Under Texas compensation laws for the wrongly imprisoned, Dupree is eligible for $80,000 for each year he was behind bars, plus a lifetime annuity. He could receive $2.4 million in a lump sum that is not subject to federal income tax.

The compensation law, the nation’s most generous, was passed in 2009 by the Texas Legislature after dozens of wrongly convicted men were released from prison. Texas has freed 41 wrongly convicted inmates through DNA since 2001 — more than any other state.

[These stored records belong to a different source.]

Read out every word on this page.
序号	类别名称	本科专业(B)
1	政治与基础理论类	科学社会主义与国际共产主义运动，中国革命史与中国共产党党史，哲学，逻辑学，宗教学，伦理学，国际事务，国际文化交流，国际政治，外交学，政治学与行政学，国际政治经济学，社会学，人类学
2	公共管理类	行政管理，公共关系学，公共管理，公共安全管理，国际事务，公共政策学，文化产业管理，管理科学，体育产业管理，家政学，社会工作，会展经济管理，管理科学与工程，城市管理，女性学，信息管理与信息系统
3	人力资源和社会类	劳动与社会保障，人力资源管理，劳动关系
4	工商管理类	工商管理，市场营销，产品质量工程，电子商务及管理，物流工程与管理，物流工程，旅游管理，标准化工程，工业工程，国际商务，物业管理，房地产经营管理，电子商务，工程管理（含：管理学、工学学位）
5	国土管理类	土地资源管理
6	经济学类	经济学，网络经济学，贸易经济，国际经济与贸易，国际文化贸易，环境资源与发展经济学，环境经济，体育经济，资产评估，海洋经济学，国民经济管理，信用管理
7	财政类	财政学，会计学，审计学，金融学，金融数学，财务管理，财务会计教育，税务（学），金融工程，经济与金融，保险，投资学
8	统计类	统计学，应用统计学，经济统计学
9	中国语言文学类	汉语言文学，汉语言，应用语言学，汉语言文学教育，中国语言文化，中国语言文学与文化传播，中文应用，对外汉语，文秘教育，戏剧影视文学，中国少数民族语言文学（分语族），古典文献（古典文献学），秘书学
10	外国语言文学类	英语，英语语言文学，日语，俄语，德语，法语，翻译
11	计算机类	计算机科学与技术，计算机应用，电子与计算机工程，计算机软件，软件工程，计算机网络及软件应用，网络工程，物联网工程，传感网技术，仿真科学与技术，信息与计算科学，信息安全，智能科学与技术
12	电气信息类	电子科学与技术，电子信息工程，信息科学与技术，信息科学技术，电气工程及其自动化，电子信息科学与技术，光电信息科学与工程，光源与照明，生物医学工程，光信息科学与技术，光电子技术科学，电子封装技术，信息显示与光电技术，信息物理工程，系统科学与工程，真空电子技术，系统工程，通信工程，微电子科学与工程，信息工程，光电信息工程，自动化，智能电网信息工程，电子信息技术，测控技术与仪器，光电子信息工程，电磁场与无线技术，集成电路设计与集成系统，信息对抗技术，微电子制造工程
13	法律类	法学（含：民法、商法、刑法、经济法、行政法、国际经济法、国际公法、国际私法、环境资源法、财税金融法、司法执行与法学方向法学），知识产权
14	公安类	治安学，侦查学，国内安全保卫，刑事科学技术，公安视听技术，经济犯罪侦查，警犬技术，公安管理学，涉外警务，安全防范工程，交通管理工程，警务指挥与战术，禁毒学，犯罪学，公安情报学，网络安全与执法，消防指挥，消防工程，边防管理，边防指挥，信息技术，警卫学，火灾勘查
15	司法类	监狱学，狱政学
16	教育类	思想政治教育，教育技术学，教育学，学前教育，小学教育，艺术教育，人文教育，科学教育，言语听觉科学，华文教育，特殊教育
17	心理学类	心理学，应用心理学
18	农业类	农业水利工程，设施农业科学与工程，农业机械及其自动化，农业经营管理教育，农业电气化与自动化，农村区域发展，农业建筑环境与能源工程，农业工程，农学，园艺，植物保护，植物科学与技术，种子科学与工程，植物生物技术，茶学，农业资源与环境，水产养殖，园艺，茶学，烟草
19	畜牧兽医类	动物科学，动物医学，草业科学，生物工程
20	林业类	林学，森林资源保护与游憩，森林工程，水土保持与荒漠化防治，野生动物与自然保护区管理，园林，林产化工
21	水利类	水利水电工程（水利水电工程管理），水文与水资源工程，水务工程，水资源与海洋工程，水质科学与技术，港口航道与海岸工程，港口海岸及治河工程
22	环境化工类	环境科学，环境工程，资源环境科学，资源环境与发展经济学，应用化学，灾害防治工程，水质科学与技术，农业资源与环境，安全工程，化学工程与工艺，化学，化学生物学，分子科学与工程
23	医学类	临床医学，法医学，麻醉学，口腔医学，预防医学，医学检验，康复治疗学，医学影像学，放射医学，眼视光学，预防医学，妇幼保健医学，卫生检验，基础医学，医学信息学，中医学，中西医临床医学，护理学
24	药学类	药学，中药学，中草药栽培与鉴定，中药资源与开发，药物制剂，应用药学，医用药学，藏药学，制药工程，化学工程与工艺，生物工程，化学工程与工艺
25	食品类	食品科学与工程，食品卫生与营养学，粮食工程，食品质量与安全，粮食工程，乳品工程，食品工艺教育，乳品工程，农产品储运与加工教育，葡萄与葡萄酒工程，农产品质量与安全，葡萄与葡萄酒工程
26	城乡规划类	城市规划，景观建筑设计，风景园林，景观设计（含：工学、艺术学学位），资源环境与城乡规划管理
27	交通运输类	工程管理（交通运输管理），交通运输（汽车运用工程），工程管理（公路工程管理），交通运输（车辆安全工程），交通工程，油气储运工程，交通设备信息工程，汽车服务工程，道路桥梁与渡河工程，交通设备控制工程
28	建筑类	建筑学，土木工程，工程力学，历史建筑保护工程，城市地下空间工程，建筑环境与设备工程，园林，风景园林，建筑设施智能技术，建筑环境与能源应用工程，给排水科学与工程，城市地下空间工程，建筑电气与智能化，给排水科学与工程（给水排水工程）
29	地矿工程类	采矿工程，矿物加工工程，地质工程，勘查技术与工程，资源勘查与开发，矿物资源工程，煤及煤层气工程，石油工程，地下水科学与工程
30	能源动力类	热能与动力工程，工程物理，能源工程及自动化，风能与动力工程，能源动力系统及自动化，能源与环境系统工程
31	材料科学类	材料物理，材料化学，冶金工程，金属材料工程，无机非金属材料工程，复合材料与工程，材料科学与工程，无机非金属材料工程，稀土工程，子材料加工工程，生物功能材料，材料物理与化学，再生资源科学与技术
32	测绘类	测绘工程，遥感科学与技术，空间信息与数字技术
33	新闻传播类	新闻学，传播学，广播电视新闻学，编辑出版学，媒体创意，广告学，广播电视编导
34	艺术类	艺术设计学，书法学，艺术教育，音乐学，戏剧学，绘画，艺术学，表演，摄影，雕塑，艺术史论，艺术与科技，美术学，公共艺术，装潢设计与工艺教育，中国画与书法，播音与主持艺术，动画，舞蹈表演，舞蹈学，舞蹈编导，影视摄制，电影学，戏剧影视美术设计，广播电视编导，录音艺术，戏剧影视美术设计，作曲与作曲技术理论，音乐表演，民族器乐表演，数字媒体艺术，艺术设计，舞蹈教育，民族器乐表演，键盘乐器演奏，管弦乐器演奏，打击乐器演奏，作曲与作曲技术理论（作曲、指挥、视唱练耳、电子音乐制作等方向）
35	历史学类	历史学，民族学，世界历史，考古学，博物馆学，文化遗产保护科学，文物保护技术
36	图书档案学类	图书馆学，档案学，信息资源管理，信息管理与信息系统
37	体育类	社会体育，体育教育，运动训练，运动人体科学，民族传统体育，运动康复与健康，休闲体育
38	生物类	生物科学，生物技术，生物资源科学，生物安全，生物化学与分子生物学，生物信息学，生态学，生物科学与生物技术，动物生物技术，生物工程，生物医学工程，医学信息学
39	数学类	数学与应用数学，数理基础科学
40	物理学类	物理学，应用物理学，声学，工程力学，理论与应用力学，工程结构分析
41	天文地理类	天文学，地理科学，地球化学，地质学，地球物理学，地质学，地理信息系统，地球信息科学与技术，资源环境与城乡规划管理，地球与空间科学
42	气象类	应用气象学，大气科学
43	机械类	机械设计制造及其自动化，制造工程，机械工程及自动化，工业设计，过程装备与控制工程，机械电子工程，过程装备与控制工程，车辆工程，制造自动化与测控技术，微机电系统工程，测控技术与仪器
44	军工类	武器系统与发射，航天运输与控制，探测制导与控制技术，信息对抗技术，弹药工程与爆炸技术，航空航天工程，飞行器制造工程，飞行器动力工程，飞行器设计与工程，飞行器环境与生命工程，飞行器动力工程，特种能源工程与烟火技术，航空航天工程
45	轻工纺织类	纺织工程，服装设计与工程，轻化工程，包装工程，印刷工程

Dallas County’s record of DNA exonerations — Dupree is No. 21 — is unmatched nationally because the county crime lab maintains biological evidence even decades after a conviction, leaving samples available to test. In addition, Watkins, the DA, has co-operated with innocence groups in reviewing hundreds of requests by inmates for DNA testing.

Watkins, the first black district attorney in Texas history, has also pointed to what he calls “a convict-at-all-costs mentality” that he says permeated his office before he arrived in 2007.

At least a dozen other exonerated former inmates from the Dallas area who collectively served more than 100 years in prison upheld a local tradition by attending the hearing and welcoming the newest member of their unfortunate fraternity. One of them, James Giles, presented Dupree with a $100 bill as a way to get his life restarted.